8 visualization in R with ggplot

In the last chapter, we introduced data visualization, citing “vision-aries” including Edward Tufte and Hans Rosling, inspired works such as Minard’s Carte Figurative and Periscopic’s stolen years, as well as a few cautionary tales of misleading and confusing graphs.

Here, in playing with and learning the R package ggplot, we begin to move from consumers to creators of data visualizations.

As the first visualization in (Wickham, Çetinkaya-Rundel, and Grolemund 2023) reminds us, data visualization is at the core of exploratory data analysis:

Data visualization is at the core of data analysis ((Wickham, Çetinkaya-Rundel, and Grolemund 2023))
Data visualization is at the core of data analysis ((Wickham, Çetinkaya-Rundel, and Grolemund 2023))

In the world of data science, statistical programming is about discovering and communicating truths within your data. This exploratory data analysis is the corner of science, particularly at a time in which confirmatory studies are increasingly found to be unreproducible.

Most of your reading will be from Chapter 1 of (Wickham, Çetinkaya-Rundel, and Grolemund 2023), this is intended only as a supplement.
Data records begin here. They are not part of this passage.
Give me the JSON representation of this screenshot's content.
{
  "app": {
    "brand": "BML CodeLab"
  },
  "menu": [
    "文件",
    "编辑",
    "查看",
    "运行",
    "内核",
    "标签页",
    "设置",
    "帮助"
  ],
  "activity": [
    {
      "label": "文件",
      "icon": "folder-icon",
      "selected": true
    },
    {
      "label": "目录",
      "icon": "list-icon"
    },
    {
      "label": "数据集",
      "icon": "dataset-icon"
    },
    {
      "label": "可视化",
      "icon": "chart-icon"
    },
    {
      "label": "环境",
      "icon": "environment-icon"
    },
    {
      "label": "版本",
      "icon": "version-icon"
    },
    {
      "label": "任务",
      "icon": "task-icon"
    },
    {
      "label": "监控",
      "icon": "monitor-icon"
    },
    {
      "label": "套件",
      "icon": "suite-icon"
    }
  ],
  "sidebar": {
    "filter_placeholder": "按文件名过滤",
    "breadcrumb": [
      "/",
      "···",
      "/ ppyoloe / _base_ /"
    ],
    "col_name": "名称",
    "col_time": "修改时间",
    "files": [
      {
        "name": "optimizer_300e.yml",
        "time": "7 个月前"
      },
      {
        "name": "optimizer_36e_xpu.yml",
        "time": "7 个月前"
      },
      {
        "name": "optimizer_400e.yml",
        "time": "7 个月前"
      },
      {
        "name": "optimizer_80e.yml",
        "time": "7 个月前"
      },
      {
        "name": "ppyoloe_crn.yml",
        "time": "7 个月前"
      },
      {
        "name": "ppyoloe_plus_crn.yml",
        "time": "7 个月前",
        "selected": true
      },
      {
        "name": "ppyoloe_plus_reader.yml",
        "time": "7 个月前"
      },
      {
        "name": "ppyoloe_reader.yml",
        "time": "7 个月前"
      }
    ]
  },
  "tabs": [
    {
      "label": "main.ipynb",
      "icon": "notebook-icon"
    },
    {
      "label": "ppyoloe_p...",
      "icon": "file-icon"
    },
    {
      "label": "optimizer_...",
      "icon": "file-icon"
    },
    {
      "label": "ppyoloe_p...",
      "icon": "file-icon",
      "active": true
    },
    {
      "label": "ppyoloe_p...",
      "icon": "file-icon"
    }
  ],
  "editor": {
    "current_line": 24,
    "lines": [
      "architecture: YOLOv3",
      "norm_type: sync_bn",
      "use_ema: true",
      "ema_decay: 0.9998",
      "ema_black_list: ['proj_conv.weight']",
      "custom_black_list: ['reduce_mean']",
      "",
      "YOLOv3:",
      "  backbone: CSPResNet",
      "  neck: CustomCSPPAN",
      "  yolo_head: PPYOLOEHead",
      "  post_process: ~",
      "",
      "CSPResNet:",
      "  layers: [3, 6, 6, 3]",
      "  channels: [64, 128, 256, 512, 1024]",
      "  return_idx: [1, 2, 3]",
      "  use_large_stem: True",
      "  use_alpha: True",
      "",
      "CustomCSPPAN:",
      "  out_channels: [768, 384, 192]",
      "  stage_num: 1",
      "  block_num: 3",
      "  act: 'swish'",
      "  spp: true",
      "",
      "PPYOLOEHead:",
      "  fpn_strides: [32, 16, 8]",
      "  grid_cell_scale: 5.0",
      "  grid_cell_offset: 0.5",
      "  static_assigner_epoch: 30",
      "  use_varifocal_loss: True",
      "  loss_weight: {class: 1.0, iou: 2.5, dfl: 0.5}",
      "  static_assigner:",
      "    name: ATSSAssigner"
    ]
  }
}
8.1 a picture > (words, numbers)?

The chapter begins with a quote from John Tukey about the importance of graphs. Yet there is a tendency among some statisticians and scientists to discount graphs, to consider graphic representations of data as less valuable than statistical ones. It is true that, because there are many ways to graph data, and because scientists and data journalists are humans with pre-existing beliefs and values, a graphical displays should not be assumed to simply depict a singular reality. But the same can be said about statistical analyses (see Chapter 9).

To consider the value of statistical versus graphical displays, consider ‘Anscombe’s quartet’ (screenshot below, live at http://bit.ly/anscombe2019):

An adaptation of Anscombe’s “quartet” (Anscombe 1973)
An adaptation of Anscombe’s “quartet” (Anscombe 1973)

Exercise 8_1 Consider the spreadsheet chunk presented above, which I am characterizing as data collected on a sample of ten primary school children at recess on four consecutive days. Working with your classmates, compute the mean, standard deviation, and correlation between the two measures for one day. Share your results with the class.

The four pairs of variables in (Anscombe 1973) appear statistically “the same,” yet the data suggest something else. Additional examples of the problem of relying on simple statistics, in particular correlation coefficients, are considered in the first chapter of Healy (2017). Perhaps graphs can reveal truths that statistics can hide.

Exercise 8_2 The Anscombe data is included in base Ras a library in R. Can you find, load, and explore it?

8.2 Read Wickham’s opening chapter

In class, we will review and recreate the plots in section 1.2 of (Wickham, Çetinkaya-Rundel, and Grolemund 2023) and exercises in 1.2.5 and 1.4.3 and 1.5.5

Savor this section: Read slowly, and play around with the RStudio interface. For example, read about the mpg data in the ‘help’ panel, pull up the mpg data in a view window, and sort through it by clicking on various columns.

A screenshot from RStudio, showing the mpg dataset
A screenshot from RStudio, showing the mpg dataset

8.3 explore

Try to make a cool graph - one that informs the viewer, and, to paraphrase Tukey, helps us see what we don’t expect.

Try several different displays. Which fail? Which succeed? Be prepared to share your efforts.

Remember the 15 minute rule, and don’t be afraid to screw up. Each mistake you wisdom.

8.3.0.1 some sources

The Datacamp ggplot course https://app.datacamp.com/learn/courses/introduction-to-data-visualization-with-ggplot2

The Gapminder data https://cran.r-project.org/web/packages/gapminder/readme/README.html

A graph in The Economist. Here, Andrew Couch, host of the “Tidy Tuesday” podcast, walks through the recreation of a fairly complex plot from The Economist. Follow along, beginning with the links to GitHub https://youtu.be/gcDQ_KbXQ3o?si=wFadvTi886hQm6H-

For another example of an Economist-style visualization, there is also this analysis of Global Terrorism Data from Rpubs: https://rpubs.com/tangerine/economist-plot. (This appears to be a student assignment). As with the ’movies” data described in an earlier project, the link to the data is no longer valid. To access it, you can establish an account on Kaggle (which links to older data) and/or the global terrorism database at the University of Maryland.

References

Anscombe, FJ. 1973. “Graphs in Statistical Analysis.” American Statistician 27 (1): 17–21.
Healy, Kieran. 2017. “Data Visualization for Social Science: A Practical Introduction with r and Ggplot2.”
Wickham, Hadley, Mine Çetinkaya-Rundel, and Garrett Grolemund. 2023. R for Data Science 2e. " O’Reilly Media, Inc.".